Le français au Vermont en l’absence d’école à Middlebury

Samuel de Champlain, proximité avec le Québec, tourisme… Joseph Hilleary vous raconte les origines francophones dans le Vermont.

Alors que nous arrivons cet été pour l’Ecole de français de Middlebury, notre expérience est un peu différente par rapport à d’habitude. À la place des montagnes du Vermont, nous avons malheureusement les écrans luminescents de nos ordinateurs. Mais, simplement parce que l’école de français ne se passe pas au Vermont ne signifie pas qu’il n’y a pas des gens au Vermont qui parlent le français.

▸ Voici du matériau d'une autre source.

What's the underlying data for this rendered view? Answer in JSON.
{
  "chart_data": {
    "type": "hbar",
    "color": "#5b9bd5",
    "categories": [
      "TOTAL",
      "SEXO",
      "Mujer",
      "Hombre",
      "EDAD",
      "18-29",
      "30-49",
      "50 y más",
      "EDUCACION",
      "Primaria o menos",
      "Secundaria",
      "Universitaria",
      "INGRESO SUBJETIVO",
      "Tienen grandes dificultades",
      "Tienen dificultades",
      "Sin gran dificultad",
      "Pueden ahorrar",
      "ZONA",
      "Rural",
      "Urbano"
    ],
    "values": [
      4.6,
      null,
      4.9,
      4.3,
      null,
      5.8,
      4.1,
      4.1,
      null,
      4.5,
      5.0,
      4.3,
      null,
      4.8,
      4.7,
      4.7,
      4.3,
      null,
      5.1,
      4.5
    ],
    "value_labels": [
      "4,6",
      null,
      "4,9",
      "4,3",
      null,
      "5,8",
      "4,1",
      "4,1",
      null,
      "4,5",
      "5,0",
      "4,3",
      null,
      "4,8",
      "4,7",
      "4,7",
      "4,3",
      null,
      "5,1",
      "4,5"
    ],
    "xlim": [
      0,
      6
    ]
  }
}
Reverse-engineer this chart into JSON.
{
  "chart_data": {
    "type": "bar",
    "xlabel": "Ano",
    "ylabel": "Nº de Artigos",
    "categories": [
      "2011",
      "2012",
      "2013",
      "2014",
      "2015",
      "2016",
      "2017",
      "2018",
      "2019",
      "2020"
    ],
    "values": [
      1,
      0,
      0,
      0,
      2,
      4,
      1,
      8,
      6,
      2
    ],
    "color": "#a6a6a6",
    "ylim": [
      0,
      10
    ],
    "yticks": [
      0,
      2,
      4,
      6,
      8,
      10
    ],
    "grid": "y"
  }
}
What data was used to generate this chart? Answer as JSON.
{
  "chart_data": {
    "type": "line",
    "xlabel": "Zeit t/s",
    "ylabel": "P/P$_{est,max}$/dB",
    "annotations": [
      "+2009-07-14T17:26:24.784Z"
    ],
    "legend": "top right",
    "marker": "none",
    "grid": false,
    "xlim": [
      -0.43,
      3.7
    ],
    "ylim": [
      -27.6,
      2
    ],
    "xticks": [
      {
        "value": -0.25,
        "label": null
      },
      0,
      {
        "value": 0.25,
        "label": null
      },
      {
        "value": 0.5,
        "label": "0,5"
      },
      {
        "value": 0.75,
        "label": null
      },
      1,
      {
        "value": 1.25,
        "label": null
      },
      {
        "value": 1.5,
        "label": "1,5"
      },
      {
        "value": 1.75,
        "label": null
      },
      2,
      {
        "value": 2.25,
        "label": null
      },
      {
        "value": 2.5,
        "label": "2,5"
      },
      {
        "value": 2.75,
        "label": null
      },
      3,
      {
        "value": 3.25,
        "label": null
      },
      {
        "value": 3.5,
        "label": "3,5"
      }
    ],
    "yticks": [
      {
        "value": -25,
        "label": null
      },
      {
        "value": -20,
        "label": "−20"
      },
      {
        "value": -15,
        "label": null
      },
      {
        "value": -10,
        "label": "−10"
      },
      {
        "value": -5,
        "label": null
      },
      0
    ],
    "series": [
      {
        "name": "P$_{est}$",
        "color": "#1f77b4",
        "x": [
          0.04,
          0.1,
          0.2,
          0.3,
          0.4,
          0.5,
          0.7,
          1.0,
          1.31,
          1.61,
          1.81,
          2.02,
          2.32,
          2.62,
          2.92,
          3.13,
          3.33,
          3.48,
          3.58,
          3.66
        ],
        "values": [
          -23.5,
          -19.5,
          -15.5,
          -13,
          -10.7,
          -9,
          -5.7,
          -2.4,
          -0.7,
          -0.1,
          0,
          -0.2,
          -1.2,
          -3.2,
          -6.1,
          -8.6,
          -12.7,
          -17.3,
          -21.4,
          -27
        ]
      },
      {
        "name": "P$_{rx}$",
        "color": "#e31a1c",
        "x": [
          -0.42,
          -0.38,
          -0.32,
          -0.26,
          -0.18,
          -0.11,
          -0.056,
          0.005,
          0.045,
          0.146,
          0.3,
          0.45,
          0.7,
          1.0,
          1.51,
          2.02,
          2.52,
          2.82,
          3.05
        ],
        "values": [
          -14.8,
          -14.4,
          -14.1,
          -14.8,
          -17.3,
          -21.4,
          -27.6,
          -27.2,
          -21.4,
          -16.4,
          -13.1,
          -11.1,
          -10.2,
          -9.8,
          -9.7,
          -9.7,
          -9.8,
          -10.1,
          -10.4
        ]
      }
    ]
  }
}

En fait, il y a une grande tradition francophone et peut-être que c’est une bonne opportunité de découvrir le monde francophone au Vermont, au-delà de Middlebury.

Les origines


Les racines françaises du Vermont sont claires quand on voit le nom de l’état lui-même. Quand Samuel de Champlain, l’explorateur français, est arrivé en 1609 dans la région, il l’a appelée « les Vert Monts », qui est devenue le « Vermont » en Anglais. Le premier établissement européen au Vermont était français aussi – Fort Sainte Anne et seulement après la guerre de la Conquête, le Vermont est deve­nue territoire britannique.

Les immigré·e·s québécois·e·s


Mais la fin du gouvernement français n’était pas la fin des Francophones au Vermont. À cause de la proximité du Vermont au Québec, pendant le XIXe siècle, des milliers de Franco-canadien·ne·s ont immigré dans l’État. Ces Franco-Cana­dien·ne·s ont travaillé dans des usines et habité principalement à Burlington et les environs. Aujourd’hui, 24% des résident·e·s du Vermont se disent avoir un patrimoine français. Malheureusement, les politiques d’assimilation aux États-Unis, pendant la majorité de son histoire et la discrimination contre les Francophones ont forcé beaucoup d’Américain·e·s d’origine franco-canadienne, à abandonner leur langue maternelle. Néanmoins, certains parents qui parlaient le français ont persisté et l’ont transmis à leurs enfants, et il existe encore des familles au Vermont qui parlent le français à la maison.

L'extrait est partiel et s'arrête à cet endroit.